HAMR

Hamilton Addictions & Mental Health Resource

Eating Disorders

The eating disorders most commonly treated in adults are anorexia nervosa, bulimia nervosa and more recently, binge eating disorder. In addition to these disorders, there is a significant subgroup of patients falling into the “otherwise specified” category who also need detection and treatment.  Eating disorders are considered complicated to treat because of the need to attend to medical, nutritional and psychiatric factors simultaneously.  A multi-disciplinary approach to treatment is therefore felt to be essential and is typical of specialized treatment programs.  The role of the primary healthcare physician and team is extremely important in the detection of individuals with an eating disorder, as well as in the medical monitoring and management of these patients.  As the “quarterback” of their patients’ healthcare, physicians are in an important position to advocate for their patients’ care as they navigate the eating disorder treatment options.  In many cases, physicians and other primary healthcare providers have to manage the care of patients while they wait for specialized treatment, and are responsible for following patients once they leave treatment.  Because of the ambivalence many patients feel about recovery, the primary healthcare team can be responsible for following patients over long periods of time, some of whom are very medically compromised.

Managing Patients Medically

The primary care physician and team often must provide medical evaluation and monitoring of patients who are identified as having an eating disorder. The St. Joseph’s Eating Disorders Clinic has prepared a brief list of recommendations for medical monitoring of eating disorder patients, which is also available on their website.

Click here for the Medical Monitoring Form

For a more complete reference on medical monitoring of eating disorder patients, please see the Academy for Eating Disorders website: https://www.aedweb.org/images/2016MCSGV3.pdf

Levels of Care

Eating disorders vary in severity and medical risk which require different levels, or intensity, of treatment. Primary physicians can help direct patients to appropriate care:

Outpatient Treatment:

Description: Typically individual or group therapy offered once per week. Additional support often provided by dietitian (for nutritional needs) and nurse practitioner (for medical needs) and psychiatrist (to help address comorbid psychiatric illnesses).

Appropriate for:  Individuals with a Body Mass Index (BMI) over 16; no serious medical complications or risk factors (e.g., type 1 diabetes); individuals who believe they can make changes to their eating, activity or symptoms in their home environment with support and guidance.

Local Outpatient Programs:

·        St. Joseph’s Healthcare Eating Disorders Clinic (Hamilton)

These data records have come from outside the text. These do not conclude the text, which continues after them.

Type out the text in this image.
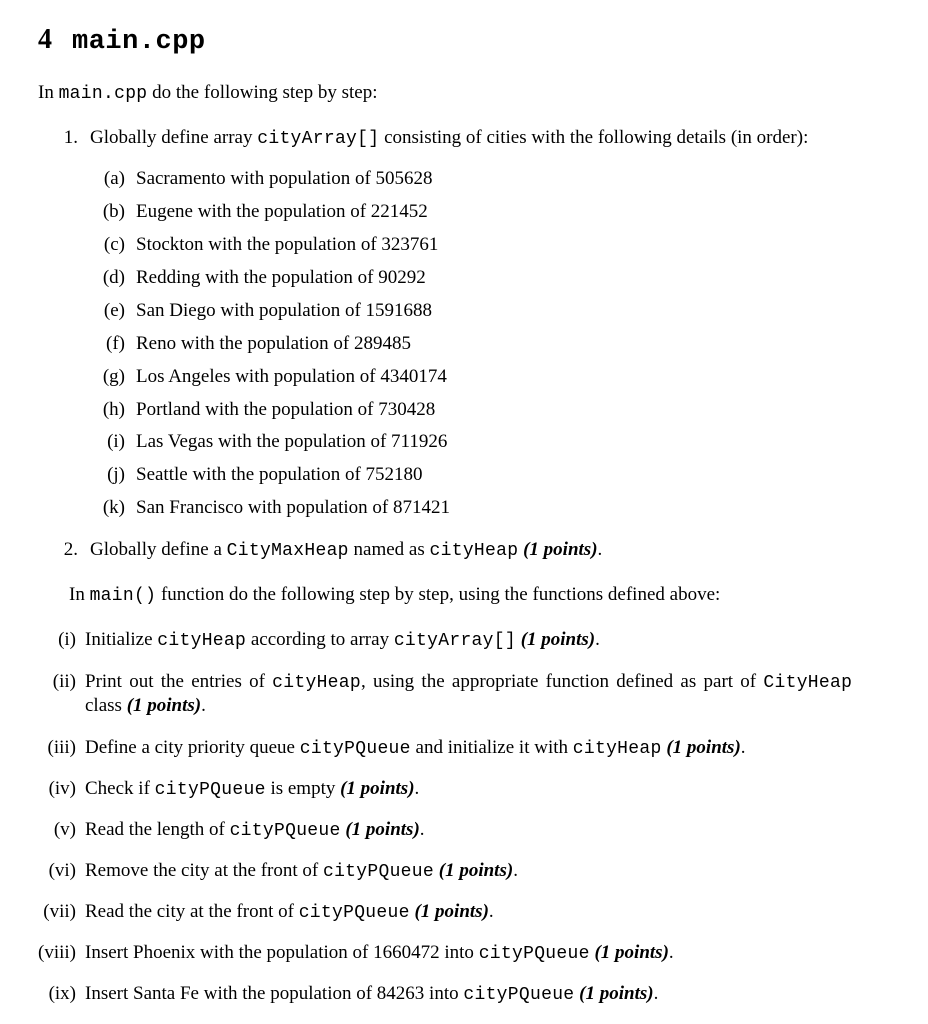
4 main.cpp
In main.cpp do the following step by step:
1. Globally define array cityArray[] consisting of cities with the following details (in order):
(a) Sacramento with population of 505628
(b) Eugene with the population of 221452
(c) Stockton with the population of 323761
(d) Redding with the population of 90292
(e) San Diego with population of 1591688
(f) Reno with the population of 289485
(g) Los Angeles with population of 4340174
(h) Portland with the population of 730428
(i) Las Vegas with the population of 711926
(j) Seattle with the population of 752180
(k) San Francisco with population of 871421
2. Globally define a CityMaxHeap named as cityHeap (1 points).
In main() function do the following step by step, using the functions defined above:
(i) Initialize cityHeap according to array cityArray[] (1 points).
(ii) Print out the entries of cityHeap, using the appropriate function defined as part of CityHeap
class (1 points).
(iii) Define a city priority queue cityPQueue and initialize it with cityHeap (1 points).
(iv) Check if cityPQueue is empty (1 points).
(v) Read the length of cityPQueue (1 points).
(vi) Remove the city at the front of cityPQueue (1 points).
(vii) Read the city at the front of cityPQueue (1 points).
(viii) Insert Phoenix with the population of 1660472 into cityPQueue (1 points).
(ix) Insert Santa Fe with the population of 84263 into cityPQueue (1 points).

o   http://www.stjoes.ca/hospital-services/mental-health-addiction-services/mental-health-services/eating-disorders-program

·        Niagara Eating Disorder Outpatient Program (NEDOP)

o   http://www.niagarahealth.on.ca/en/eating-disorderprogram-2

Day Treatment:

Description:  Typically treatment runs 5 days per week, and includes 2 supervised meals and snacks as well as different group treatment groups offered throughout the day.

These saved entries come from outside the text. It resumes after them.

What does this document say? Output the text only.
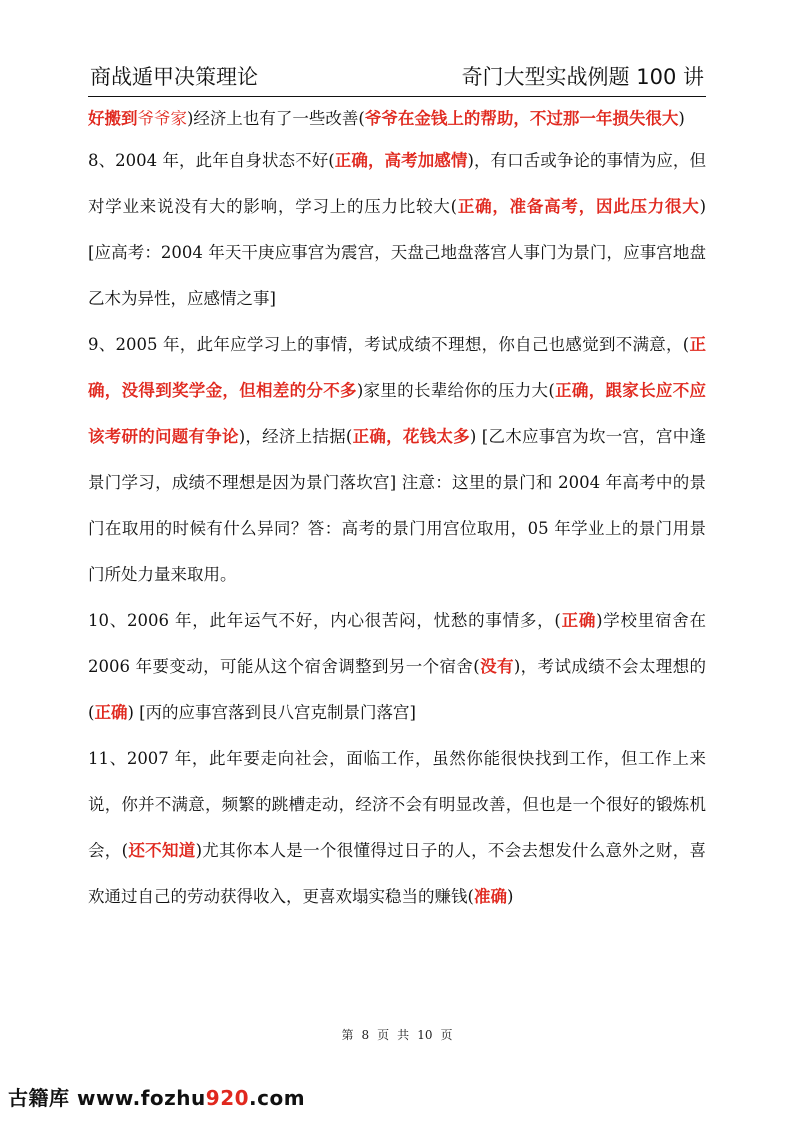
商战遁甲决策理论	奇门大型实战例题 100 讲

好搬到爷爷家)经济上也有了一些改善(爷爷在金钱上的帮助，不过那一年损失很大)

8、2004 年，此年自身状态不好(正确，高考加感情)，有口舌或争论的事情为应，但对学业来说没有大的影响，学习上的压力比较大(正确，准备高考，因此压力很大) [应高考：2004 年天干庚应事宫为震宫，天盘己地盘落宫人事门为景门，应事宫地盘乙木为异性，应感情之事]

9、2005 年，此年应学习上的事情，考试成绩不理想，你自己也感觉到不满意，(正确，没得到奖学金，但相差的分不多)家里的长辈给你的压力大(正确，跟家长应不应该考研的问题有争论)，经济上拮据(正确，花钱太多) [乙木应事宫为坎一宫，宫中逢景门学习，成绩不理想是因为景门落坎宫] 注意：这里的景门和 2004 年高考中的景门在取用的时候有什么异同？答：高考的景门用宫位取用，05 年学业上的景门用景门所处力量来取用。

10、2006 年，此年运气不好，内心很苦闷，忧愁的事情多，(正确)学校里宿舍在 2006 年要变动，可能从这个宿舍调整到另一个宿舍(没有)，考试成绩不会太理想的(正确) [丙的应事宫落到艮八宫克制景门落宫]

11、2007 年，此年要走向社会，面临工作，虽然你能很快找到工作，但工作上来说，你并不满意，频繁的跳槽走动，经济不会有明显改善，但也是一个很好的锻炼机会，(还不知道)尤其你本人是一个很懂得过日子的人，不会去想发什么意外之财，喜欢通过自己的劳动获得收入，更喜欢塌实稳当的赚钱(准确)

第 8 页 共 10 页
古籍库 www.fozhu920.com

Appropriate for:  Individuals with a BMI over 15; may have medical complications or significant risk factors (e.g., type 1 diabetes); individuals who feel that they will need supervision and support to change their eating, activity or symptoms.

Inpatient Treatment:

Description: Patient is hospitalized; all meals and snacks are supervised; different treatment groups and/or individual therapy offered throughout the day; will eventually transition to day treatment and/or individual outpatient treatment.

Appropriate for:  Individuals whose BMI is below 15; typical at high medical risk related to weight and/or other factors; individuals whose motivation may be low and require close supervision and support to make changes.

Nearby Day and Inpatient Programs:

·        Credit Valley Hospital (Mississauga)

o   http://nedic.ca/provider/9090-credit-valley-hospital

·        London Health Sciences

o   http://www.lhsc.on.ca/About_Us/MHCP_Adult/EatingDisorders.htm

·        Toronto General Hospital

o   http://www.uhn.ca/MCC/PatientsFamilies/Clinics_Tests/Eating_Disorder

Types of Eating Disorders and Screening Tools

The types of eating disorders most often seen in adulthood are anorexia nervosa, bulimia nervosa, binge eating disorder, and the “other specified” category that includes milder versions of the disorders just mentioned as well as purging disorder and night eating syndrome. Another eating disorder most commonly found in children, but that also occurs in adults is avoidant/restrictive food intake disorder (ARFID).   In assessing for anorexia, bulimia or binge eating disorder (or other specified disorders), if the patient presents with concerns that they have an eating disorder, it is typically not necessary or advisable to investigate other possible medical conditions.  In the case of ARFID, the symptoms may be the direct result of another medical condition, but the severity of food avoidance or weight loss exceeds that expected.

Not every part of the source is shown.